Once we got the Bowflex assembled, we gave it a quick try. While I haven’t done a proper workout on it yet, it appeared to be well constructed and seems like it will work well. I cannot do anything with my left leg yet, but the Bowflex makes it easy to work out. Rather than needing to deal with free weights (try moving those around on crutches) I can just sit on the Bowflex chair and do a decent upper body workout. I can also work my good leg, provided that I am careful. So far, I’m pleased with it. Naturally, I know that a Bowflex is not going to turn me into some sort of bulging beast. But, that is not my goal-I want something to do while I wait for my leg to heal. Also, I have been wanting to do more moderate weight training and now I have the motivation to do it.

One Week After Surgery

Posted in Medicine/Health by Michael LaBossiere on April 10, 2009

A week ago I underwent surgery to repair the torn quadriceps tendon in my left leg. That was, as you might imagine, not one of the more enjoyable experiences of my life.

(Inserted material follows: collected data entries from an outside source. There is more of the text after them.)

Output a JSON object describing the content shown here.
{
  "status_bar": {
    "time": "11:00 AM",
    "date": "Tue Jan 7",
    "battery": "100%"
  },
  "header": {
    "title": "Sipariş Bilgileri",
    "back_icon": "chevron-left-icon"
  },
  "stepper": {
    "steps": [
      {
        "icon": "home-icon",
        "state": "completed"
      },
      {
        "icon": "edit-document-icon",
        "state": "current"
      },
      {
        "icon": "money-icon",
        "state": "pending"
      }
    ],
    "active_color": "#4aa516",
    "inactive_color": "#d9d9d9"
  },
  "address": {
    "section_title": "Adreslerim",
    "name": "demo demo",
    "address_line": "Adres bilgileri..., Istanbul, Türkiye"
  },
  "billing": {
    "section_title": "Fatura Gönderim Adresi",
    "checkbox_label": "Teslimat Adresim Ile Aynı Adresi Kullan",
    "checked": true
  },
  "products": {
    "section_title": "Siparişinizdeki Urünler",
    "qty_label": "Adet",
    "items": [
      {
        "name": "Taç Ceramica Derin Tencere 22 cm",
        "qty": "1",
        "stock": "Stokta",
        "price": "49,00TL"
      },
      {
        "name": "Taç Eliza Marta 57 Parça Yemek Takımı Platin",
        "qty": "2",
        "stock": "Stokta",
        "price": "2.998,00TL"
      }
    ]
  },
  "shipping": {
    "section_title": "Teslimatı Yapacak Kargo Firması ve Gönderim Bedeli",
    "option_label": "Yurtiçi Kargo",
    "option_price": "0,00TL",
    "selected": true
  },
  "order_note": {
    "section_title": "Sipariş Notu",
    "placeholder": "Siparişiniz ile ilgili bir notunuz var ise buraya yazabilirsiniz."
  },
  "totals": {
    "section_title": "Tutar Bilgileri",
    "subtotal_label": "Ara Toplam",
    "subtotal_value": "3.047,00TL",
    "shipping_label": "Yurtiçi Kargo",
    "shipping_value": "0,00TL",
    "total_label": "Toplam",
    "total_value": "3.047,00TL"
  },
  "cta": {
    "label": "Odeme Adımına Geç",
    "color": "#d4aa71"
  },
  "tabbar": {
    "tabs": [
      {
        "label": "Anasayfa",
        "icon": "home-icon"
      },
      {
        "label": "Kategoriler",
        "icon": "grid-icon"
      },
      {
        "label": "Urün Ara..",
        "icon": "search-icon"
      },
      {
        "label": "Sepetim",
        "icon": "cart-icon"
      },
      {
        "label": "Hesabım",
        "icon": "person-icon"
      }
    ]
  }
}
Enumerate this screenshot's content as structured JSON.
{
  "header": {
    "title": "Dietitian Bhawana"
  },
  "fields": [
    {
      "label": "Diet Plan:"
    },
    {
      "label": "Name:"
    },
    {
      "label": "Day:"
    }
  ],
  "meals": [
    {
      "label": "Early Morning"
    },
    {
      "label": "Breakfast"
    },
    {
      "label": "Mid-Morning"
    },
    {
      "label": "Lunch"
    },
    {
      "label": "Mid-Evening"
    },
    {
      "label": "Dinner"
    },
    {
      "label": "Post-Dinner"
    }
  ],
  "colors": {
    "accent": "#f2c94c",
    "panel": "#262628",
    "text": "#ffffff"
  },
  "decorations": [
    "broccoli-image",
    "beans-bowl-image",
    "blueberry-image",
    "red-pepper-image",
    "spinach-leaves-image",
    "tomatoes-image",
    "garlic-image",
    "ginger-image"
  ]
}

At this point, I’m doing better than I expected. While I do have some trouble sleeping (you would not believe the nightmares I had for a while-most involving my knee cap popping out of my leg) and my leg is immobilized, my outlook is still positive and I have not (as of yet) had any psychotic episodes. Since I’m a running fanatic and haven’t been able to run in a couple weeks, I am worried that it is just a matter of time.

Today was the day I was finally allowed to change the dressing on the wound. Fortunately, one of my close friends, Ron,  is married to a nurse and she agreed to help out. As she peeled away the various layers of bandages, I vaguely wondered what horrors I would see. Fortunately, the bleeding had been very minimal and the incisions were already healing nicely. Of course, it was just a bit creepy to see shiny metal staples sticking in my flesh. Naturally Ron took a picture of the knee-he is a sensitive sort of guy.

Seeing that things were healing up nicely helped keep my morale up and being able to reduce the amount of gauze stuffed under the immobilizer has been great. This coming Thursday I am supposed to get the staples removed (I wonder if I can keep them…) and a hinged knee brace. Since I plan on using a stationary bike (thanks Dave!) to keep my cardio health up, it will be nice to have something that will handle sweat better. The immobilizer handles sweat by absorbing it and then getting stinky. Hardly an optimal solution.

I am supposed to be able to go back to work the week after next-I’m looking forward to that. Grinding through student emails, downloading student papers, and setting up two weeks worth of classes online has made me work way too much for someone out with an injury. On the plus, side, it has kept me busy and given me a continued sense of purpose.